Continuing from the last system to get the reduced row echelon form. (Again, doing back substitution will get you the same solutions)

$$\begin{array}{c} & &\left\{ \begin{align*} x + 2y + z &= 3 \\ y - \frac{1}{5}z &= \frac{2}{5} \\ -\frac{1}{5}z &= -\frac{8}{5} \end{align*} \right. &\iff &\left[ \begin{array}{ccc|c} 1 & 2 & 1 & 3 \\ 0 & 1 & - \frac{1}{5} & \frac{2}{5} \\ 0 & 0 & -\frac{1}{5} & -\frac{8}{5} \end{array} \right] \\ &\xrightarrow[-5R_3]{R_2-R_3} &\left\{ \begin{align*} x + 2y + z &= 3 \\ y &= 2 \\ z &= 8 \end{align*} \right. &\iff &\left[ \begin{array}{ccc|c} 1 & 2 & 1 & 3 \\ 0 & 1 & 0 & 2 \\ 0 & 0 & 1 & 8 \end{array} \right] \\ &\xrightarrow{R_1-2R_2} &\left\{ \begin{align*} x + z &= -1 \\ y &= 2 \\ z &= 8 \end{align*} \right. &\iff &\left[ \begin{array}{ccc|c} 1 & 0 & 1 & -1 \\ 0 & 1 & 0 & 2 \\ 0 & 0 & 1 & 8 \end{array} \right] \\ &\xrightarrow{R_1-R_3} &\left\{ \begin{align*} x &= -9 \\ y &= 2 \\ z &= 8 \end{align*} \right. &\iff &\left[ \begin{array}{ccc|c} 1 & 0 & 0 & -9 \\ 0 & 1 & 0 & 2 \\ 0 & 0 & 1 & 8 \end{array} \right] \end{array}$$

Geometric interpretation

Remember, we do this to find intersections. So far, the systems that we’ve dealt with provides us a unique solution.
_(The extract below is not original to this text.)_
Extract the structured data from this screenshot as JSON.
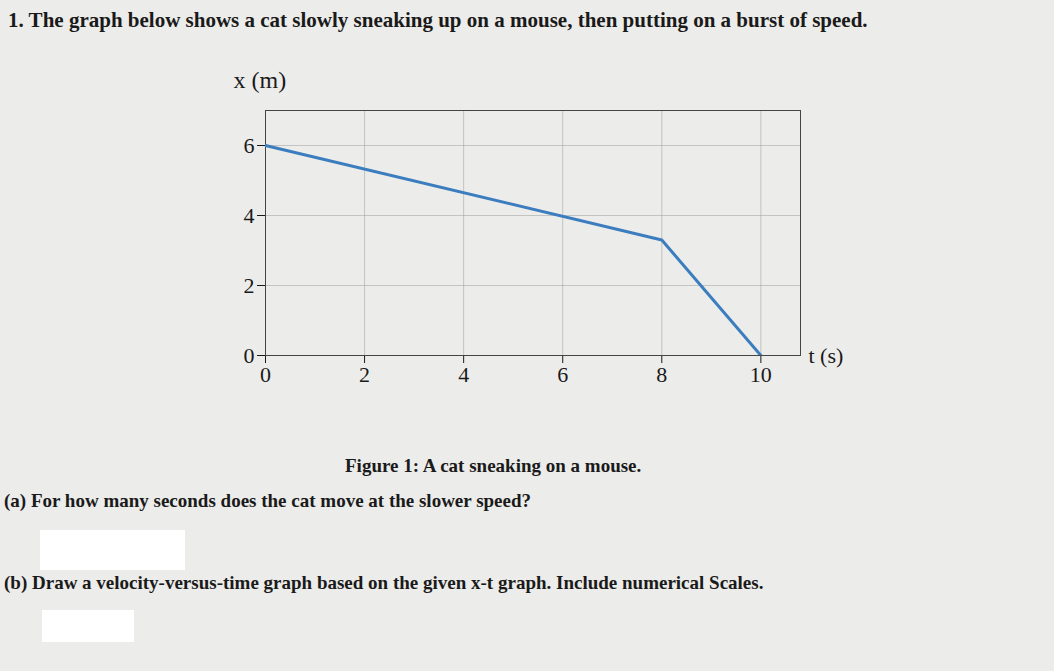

For example, the above question tells us that the planes intersects at a single point: $(-9,2,8)$ in a three-dimensional plane.

There are also cases where there are no solutions and infinitely many solutions.

Unique solution	No solution	Many solutions
Three planes in space, intersecting at a point.	Three planes with no common intersection.	Three planes having a line in common.